While some came out bemoaning the state of Government finances, in reality the performance of the Consolidated Fund was much better than what had been predicted in the Budget speech. Then Minister Caruana had noted that the Consolidated Fund would have a deficit of €1,520 million, deteriorating by €50 million when compared to 2020. In response Bernard Grech had argued that this was wishful thinking as the Minister was being too optimistic as regards his revenue projections. The Leader of the Opposition had intimated that the state of public finances was much worse, and that Government was losing control of the situation.
Now we know that like with his misguided comments on the accuracy of election polls, Bernard Grech was completely wrong on this matter too. Instead of being worse than predicted, the fiscal situation of Government turned up to be €278 million better than predicted during the last Budget.
The performance of the Consolidated Fund was much better than what had been predicted in the Budget Speech.
Moreover, while at the time Government had predicted the gross domestic product to be €13,964 million, we now know that it was €14,534 million. This means that while during the Budget Speech, the Minister for Finances was implying a deficit on the Consolidated Fund of 10.9% of GDP, it actually turned out to be 8.5% of GDP. In essence in relative terms the deficit was nearly a quarter less than originally predicted.

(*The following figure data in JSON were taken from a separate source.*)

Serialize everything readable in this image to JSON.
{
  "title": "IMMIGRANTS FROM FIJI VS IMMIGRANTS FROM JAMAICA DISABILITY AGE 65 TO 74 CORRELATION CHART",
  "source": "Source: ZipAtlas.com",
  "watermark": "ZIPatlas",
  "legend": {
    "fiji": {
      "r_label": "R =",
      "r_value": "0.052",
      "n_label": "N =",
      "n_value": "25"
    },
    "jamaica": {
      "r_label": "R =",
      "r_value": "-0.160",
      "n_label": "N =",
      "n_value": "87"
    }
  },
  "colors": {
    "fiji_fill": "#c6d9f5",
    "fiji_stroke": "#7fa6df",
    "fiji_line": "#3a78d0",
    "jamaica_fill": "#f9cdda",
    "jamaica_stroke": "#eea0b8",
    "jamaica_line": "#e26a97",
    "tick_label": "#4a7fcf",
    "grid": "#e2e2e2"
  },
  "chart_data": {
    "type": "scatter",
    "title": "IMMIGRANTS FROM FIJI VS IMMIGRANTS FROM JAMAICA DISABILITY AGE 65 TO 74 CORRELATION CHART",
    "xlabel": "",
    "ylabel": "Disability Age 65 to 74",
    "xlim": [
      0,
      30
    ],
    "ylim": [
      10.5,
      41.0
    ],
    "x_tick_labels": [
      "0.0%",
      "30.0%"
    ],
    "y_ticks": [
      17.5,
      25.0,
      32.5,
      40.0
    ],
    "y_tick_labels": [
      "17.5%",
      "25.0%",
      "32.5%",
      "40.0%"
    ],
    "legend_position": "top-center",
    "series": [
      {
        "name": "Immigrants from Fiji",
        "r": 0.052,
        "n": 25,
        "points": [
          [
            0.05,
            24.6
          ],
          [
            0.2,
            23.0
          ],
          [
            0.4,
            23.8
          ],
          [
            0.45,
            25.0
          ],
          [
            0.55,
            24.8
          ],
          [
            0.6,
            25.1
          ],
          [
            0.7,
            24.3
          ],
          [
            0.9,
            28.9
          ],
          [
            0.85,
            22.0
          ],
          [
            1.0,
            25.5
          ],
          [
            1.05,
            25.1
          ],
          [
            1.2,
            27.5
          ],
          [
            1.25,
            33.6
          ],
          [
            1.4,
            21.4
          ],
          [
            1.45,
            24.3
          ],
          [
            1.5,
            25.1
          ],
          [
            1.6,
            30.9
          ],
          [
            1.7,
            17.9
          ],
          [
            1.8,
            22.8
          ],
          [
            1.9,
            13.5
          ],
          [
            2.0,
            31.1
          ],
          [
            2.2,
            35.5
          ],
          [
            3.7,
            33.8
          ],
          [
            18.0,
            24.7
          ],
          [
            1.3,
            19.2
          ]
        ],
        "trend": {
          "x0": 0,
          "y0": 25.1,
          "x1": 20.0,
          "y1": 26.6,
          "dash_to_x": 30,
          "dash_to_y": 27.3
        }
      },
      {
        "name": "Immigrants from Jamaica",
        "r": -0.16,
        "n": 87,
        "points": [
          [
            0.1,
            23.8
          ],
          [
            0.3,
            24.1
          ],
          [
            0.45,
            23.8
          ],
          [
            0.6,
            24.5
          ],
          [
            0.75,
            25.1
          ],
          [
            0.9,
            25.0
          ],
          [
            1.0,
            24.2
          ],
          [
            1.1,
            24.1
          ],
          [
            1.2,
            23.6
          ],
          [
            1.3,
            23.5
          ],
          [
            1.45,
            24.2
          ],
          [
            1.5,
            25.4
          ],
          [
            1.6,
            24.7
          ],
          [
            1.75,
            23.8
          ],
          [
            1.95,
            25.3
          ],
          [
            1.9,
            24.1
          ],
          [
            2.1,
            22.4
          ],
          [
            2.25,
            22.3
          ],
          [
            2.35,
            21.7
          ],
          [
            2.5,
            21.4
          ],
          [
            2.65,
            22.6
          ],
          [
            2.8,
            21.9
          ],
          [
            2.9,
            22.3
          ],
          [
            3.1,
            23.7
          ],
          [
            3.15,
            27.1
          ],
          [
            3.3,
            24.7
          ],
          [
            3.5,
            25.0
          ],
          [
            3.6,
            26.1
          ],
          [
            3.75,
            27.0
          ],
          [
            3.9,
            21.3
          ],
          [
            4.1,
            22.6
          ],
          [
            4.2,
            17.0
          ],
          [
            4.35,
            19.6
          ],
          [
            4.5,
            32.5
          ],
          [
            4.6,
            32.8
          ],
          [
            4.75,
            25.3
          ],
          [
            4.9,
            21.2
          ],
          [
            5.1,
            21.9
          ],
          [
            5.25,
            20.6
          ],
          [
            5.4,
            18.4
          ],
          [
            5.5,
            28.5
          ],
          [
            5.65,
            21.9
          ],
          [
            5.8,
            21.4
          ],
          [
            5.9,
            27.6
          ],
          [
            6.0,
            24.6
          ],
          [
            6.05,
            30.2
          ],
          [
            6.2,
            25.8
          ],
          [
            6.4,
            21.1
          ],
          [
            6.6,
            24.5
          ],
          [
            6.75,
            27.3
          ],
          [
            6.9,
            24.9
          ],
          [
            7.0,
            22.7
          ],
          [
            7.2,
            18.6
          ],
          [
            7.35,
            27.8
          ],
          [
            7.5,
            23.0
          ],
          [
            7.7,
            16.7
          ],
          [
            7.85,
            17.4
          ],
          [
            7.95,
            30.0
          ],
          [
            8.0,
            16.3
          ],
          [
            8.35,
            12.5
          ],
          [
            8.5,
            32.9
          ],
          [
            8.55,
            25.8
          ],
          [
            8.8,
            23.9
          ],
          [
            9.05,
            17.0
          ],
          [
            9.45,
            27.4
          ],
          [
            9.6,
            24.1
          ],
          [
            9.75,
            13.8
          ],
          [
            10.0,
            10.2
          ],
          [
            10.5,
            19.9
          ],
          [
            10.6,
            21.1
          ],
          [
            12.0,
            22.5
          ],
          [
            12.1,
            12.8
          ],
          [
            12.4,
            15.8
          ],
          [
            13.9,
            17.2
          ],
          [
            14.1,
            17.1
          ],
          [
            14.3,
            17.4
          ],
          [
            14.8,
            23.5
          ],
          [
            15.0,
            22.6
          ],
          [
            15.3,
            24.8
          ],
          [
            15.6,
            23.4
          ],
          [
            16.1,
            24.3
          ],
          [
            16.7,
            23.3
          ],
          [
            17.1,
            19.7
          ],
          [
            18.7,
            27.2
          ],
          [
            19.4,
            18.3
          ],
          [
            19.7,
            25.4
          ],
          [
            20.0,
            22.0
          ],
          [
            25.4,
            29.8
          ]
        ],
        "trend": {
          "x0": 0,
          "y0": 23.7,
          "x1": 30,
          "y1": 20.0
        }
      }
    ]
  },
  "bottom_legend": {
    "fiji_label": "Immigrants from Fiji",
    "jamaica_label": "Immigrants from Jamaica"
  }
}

Total revenue ended up being €5,395 million, rather than €5,009 million, reflecting the fact that the economy performed much better than expected. One of the primary causes of this was the extraordinary rise in income tax revenue which was up by over half a billion euros. At the same time VAT revenue improved by over €200 million.
It is pertinent to remember that during his reaction to the Budget speech, Bernard Grech had argued that Government predictions about VAT revenue were preposterous and could not be achieved unless the VAT rate was going to be increased.
While revenue was higher than expected, expenditure was also €108 million more than predicted. This, however, reflected the allocation of a €180 million Energy support contingency fund which will help keep prices stable throughout the current year. More than half of the rise in expenditure compared to 2020 was due to COVID-19 Business Assistance or to energy support measures. Malta’s contribution to the EU also increased by nearly €100 million reflecting Malta’s faster convergence to the EU median income. Expenditure on health also rose greatly, by another €100 million over the 2020 outlays.
The Opposition’s claims that Government finances are out of control are clearly disproven by the outcome of the Consolidated Fund for 2021.
Furthermore, February data show that the state of public finances is well under control and things seem to be gradually going back to what they had been pre-pandemic.